For two days after the removal of the Lee-Jackson Monument, Madre Luz stood triumphant, representing the only way to fight hatred: allowing vulnerability to penetrate the consciousness—and prick the consciences—of Americans. It worked at the Edmund Pettus Bridge when Martin Luther King, John Lewis, Jesse Douglas, James Forman, and Ralph Abernathy locked arms and marched toward Selma. It worked at a segregated lunch counter in Jackson, Mississippi when college students staged a sit-in. It happened in Charlottesville when Heather Heyer’s mother, Susan Bro, stood defiantly at her daughter’s funeral and announced, magnificent in her grief, that white nationalists “tried to kill my child to shut her up, but guess what, you just magnified her.” And it was on full display as Madre Luz, a symbol of maternal love, stood before a Rebel statue and watched it being hauled away.

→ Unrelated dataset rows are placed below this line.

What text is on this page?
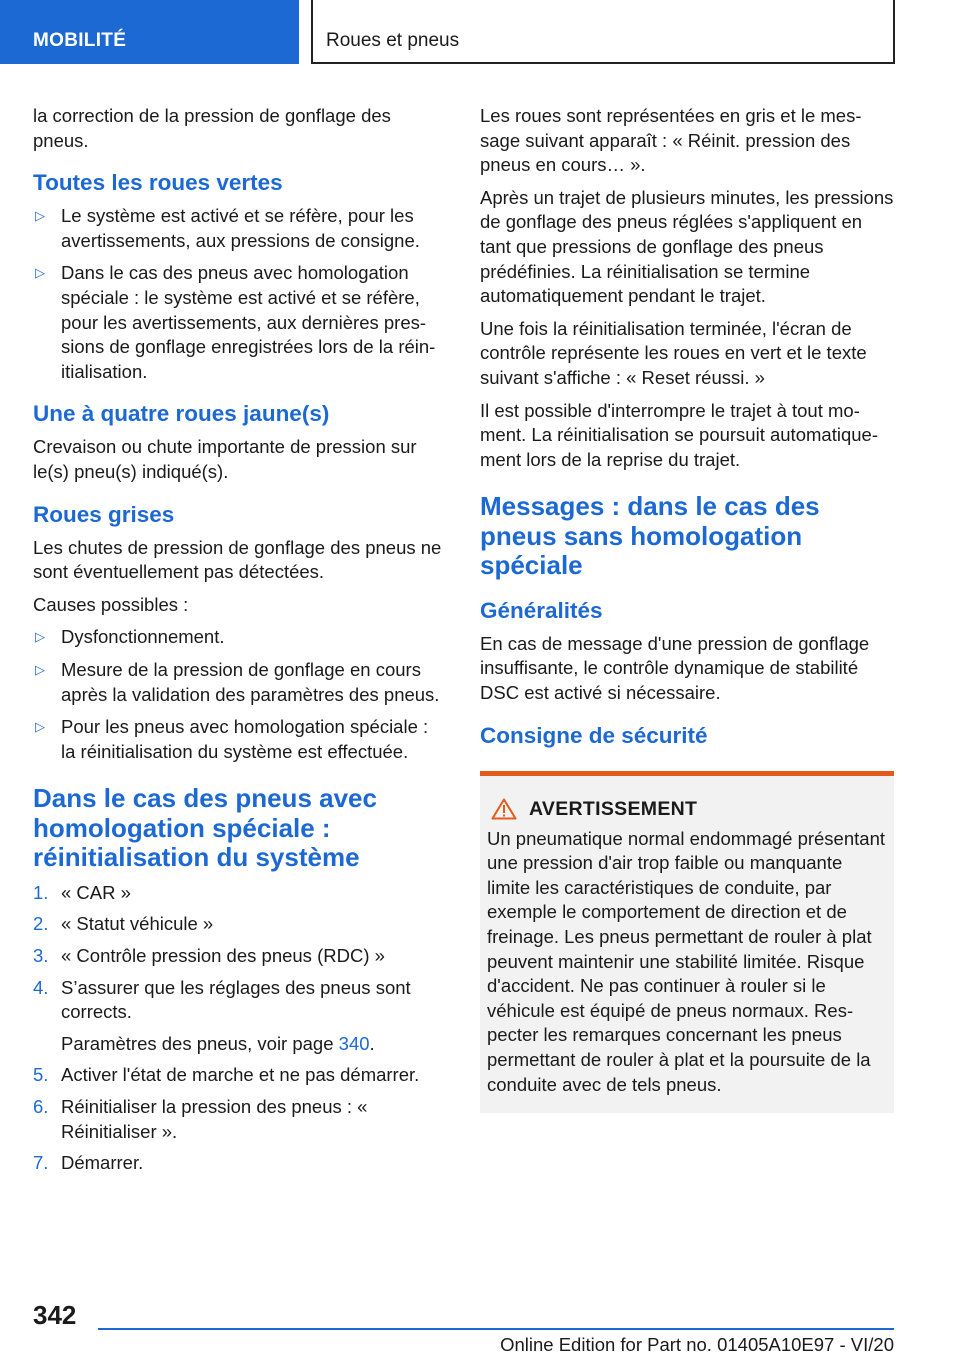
MOBILITÉ	Roues et pneus

la correction de la pression de gonflage des pneus.

Toutes les roues vertes
▷ Le système est activé et se réfère, pour les avertissements, aux pressions de consigne.
▷ Dans le cas des pneus avec homologation spéciale : le système est activé et se réfère, pour les avertissements, aux dernières pressions de gonflage enregistrées lors de la réinitialisation.
Une à quatre roues jaune(s)

Crevaison ou chute importante de pression sur le(s) pneu(s) indiqué(s).

Roues grises

Les chutes de pression de gonflage des pneus ne sont éventuellement pas détectées.

Causes possibles :

▷ Dysfonctionnement.
▷ Mesure de la pression de gonflage en cours après la validation des paramètres des pneus.
▷ Pour les pneus avec homologation spéciale : la réinitialisation du système est effectuée.
Dans le cas des pneus avec homologation spéciale : réinitialisation du système
1. « CAR »
2. « Statut véhicule »
3. « Contrôle pression des pneus (RDC) »
4. S’assurer que les réglages des pneus sont corrects.
Paramètres des pneus, voir page 340.
5. Activer l'état de marche et ne pas démarrer.
6. Réinitialiser la pression des pneus : « Réinitialiser ».
7. Démarrer.

Les roues sont représentées en gris et le message suivant apparaît : « Réinit. pression des pneus en cours… ».

Après un trajet de plusieurs minutes, les pressions de gonflage des pneus réglées s'appliquent en tant que pressions de gonflage des pneus prédéfinies. La réinitialisation se termine automatiquement pendant le trajet.

Une fois la réinitialisation terminée, l'écran de contrôle représente les roues en vert et le texte suivant s'affiche : « Reset réussi. »

Il est possible d'interrompre le trajet à tout moment. La réinitialisation se poursuit automatiquement lors de la reprise du trajet.

Messages : dans le cas des pneus sans homologation spéciale
Généralités

En cas de message d'une pression de gonflage insuffisante, le contrôle dynamique de stabilité DSC est activé si nécessaire.

Consigne de sécurité
AVERTISSEMENT

Un pneumatique normal endommagé présentant une pression d'air trop faible ou manquante limite les caractéristiques de conduite, par exemple le comportement de direction et de freinage. Les pneus permettant de rouler à plat peuvent maintenir une stabilité limitée. Risque d'accident. Ne pas continuer à rouler si le véhicule est équipé de pneus normaux. Respecter les remarques concernant les pneus permettant de rouler à plat et la poursuite de la conduite avec de tels pneus.

342
Online Edition for Part no. 01405A10E97 - VI/20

Those who practice nonviolence in the face of evil pay a price. Susan Bro lost her daughter. John Lewis and others were beaten when state and local police at the bridge near Selma attacked marchers with billy clubs and tear gas. The lunch-counter protesters were humiliated as white townspeople swarmed around them and poured sugar, ketchup, and mustard over their heads. And Madre Luz was in the end destroyed. To celebrate her triumph over Lee and Jackson the artist moved her to the pedestal where the statue had stood for sixty-nine years, but in the middle of the night someone knocked her over, breaking her body in several pieces as it fell headlong. The price for nonviolence is high, but it is an answer to hatred that produces results. After the Civil War, any durable gains of the movement for civil rights in America have largely been achieved by courageous, nonviolent protest, and if the movement turns violent, the bigots win. The way out of hatred is to follow Madre Luz. Mother Light. In the end, her upper torso was crushed and her head smashed in, but her golden fist remains intact reaching out of the ruin to us all.
Steven Harvey is the author of a memoir, The Book of Knowledge and Wonder, and three collections of personal essays: A Geometry of Lilies, Lost in Translation, and Bound for Shady Grove. Two of his essays have been selected for The Best American Essays: “The Book of Knowledge,” in 2013 and “The Other Steve Harvey,” forthcoming in 2018. He is a senior editor of River Teeth and the creator of The Humble Essayist website.